Standen House and Garden, West Sussex

NT 1213972.4

Summary

The pedestal cupboard from a rosewood, satinwood and inlaid bedroom suite, supplied to James Beale by Collinson & Lock in 1896. Comprising a wardrobe, dressing table, marble-top washstand, a pedestal cupboard and three chairs, all profusely inlaid with scrolls, flowers, fruit, masks and cornucopiae, all with distinctive reeded uprights and reeded tapering legs with castors, as well as original handles; the wardrobe with central bevelled mirror-plate door flanked by five drawers below a panelled cupboard door, with cornice above and plinth below; the kneehole dressing table with central projecting drawer flanked by three drawers either side, surmounted by a swing-frame mirror between uprights with flame finials and flanked by small drawers; the kneehole washstand with shaped white marble top and tiled splash-back with shelf above, the central frieze drawer between curved drawers and curved cupboards below; the pedestal cupboard with ledge-back and enclosed by a panelled door.
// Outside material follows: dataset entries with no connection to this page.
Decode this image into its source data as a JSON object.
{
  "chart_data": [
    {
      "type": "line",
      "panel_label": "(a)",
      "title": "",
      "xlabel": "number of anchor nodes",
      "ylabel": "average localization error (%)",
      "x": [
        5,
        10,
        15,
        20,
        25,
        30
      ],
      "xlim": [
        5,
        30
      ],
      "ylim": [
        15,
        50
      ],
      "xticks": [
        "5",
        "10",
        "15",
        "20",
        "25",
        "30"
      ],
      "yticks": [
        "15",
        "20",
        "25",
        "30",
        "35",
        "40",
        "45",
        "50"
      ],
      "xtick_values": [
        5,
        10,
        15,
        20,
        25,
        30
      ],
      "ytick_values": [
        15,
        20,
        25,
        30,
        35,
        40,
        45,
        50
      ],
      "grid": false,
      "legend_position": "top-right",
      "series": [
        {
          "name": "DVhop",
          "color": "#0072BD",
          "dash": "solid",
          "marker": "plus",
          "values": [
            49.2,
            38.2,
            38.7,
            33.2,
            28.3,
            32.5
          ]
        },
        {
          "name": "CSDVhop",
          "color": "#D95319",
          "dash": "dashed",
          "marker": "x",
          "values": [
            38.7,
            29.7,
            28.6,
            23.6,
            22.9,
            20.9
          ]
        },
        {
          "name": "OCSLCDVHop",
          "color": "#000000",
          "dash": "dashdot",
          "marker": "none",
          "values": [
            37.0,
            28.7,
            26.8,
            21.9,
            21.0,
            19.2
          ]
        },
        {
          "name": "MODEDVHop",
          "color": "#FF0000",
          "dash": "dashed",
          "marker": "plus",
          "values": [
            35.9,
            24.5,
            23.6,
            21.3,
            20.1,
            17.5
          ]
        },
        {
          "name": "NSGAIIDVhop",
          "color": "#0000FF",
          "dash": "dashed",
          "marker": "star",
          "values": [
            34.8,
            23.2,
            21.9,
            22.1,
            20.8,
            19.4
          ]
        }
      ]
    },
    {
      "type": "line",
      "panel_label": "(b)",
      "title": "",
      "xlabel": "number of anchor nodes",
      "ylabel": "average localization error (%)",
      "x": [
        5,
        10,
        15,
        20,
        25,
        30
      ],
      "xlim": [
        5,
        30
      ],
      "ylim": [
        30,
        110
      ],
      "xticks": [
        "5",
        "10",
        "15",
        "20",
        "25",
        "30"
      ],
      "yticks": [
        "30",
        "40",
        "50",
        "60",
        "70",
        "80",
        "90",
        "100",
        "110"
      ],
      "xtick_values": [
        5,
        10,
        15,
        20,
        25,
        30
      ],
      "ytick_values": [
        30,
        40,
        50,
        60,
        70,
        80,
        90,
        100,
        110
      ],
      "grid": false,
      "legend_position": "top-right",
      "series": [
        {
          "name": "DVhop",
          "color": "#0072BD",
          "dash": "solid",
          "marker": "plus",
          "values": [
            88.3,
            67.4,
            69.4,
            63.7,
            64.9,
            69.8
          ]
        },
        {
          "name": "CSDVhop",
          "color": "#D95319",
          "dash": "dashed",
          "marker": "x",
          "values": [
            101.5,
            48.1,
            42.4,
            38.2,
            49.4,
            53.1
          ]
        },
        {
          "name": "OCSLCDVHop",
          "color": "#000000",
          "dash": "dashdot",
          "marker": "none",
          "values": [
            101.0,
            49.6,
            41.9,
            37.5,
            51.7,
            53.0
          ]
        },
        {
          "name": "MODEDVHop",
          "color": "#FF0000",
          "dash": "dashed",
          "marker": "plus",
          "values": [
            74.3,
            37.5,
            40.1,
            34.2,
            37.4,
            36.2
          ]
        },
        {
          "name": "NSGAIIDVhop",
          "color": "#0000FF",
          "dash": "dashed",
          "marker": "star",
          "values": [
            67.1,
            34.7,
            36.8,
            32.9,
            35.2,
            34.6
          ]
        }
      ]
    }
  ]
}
The three chairs are NT 1213973.

Full description

The London firm of Collinson & Lock were established in 1870 and a year later published their catalogue of ‘Sketches of Artistic Furniture’. Their principal designer was T.E. Collcutt and they enjoyed considerable success throughout the 1870s and 1880s, merging with Jackson & Graham in 1884. They were themselves taken over by Gillows in 1897. The firm became especially well-known for their signature rosewood furniture with ivory intarsia designed by Stephen Webb.

Provenance

Supplied to James Beale in July 1896 by Collinson & Lock, 76-80 Oxford Street, London: 'A handsomely inlaid rosewood bedroom suite' at a cost of £294.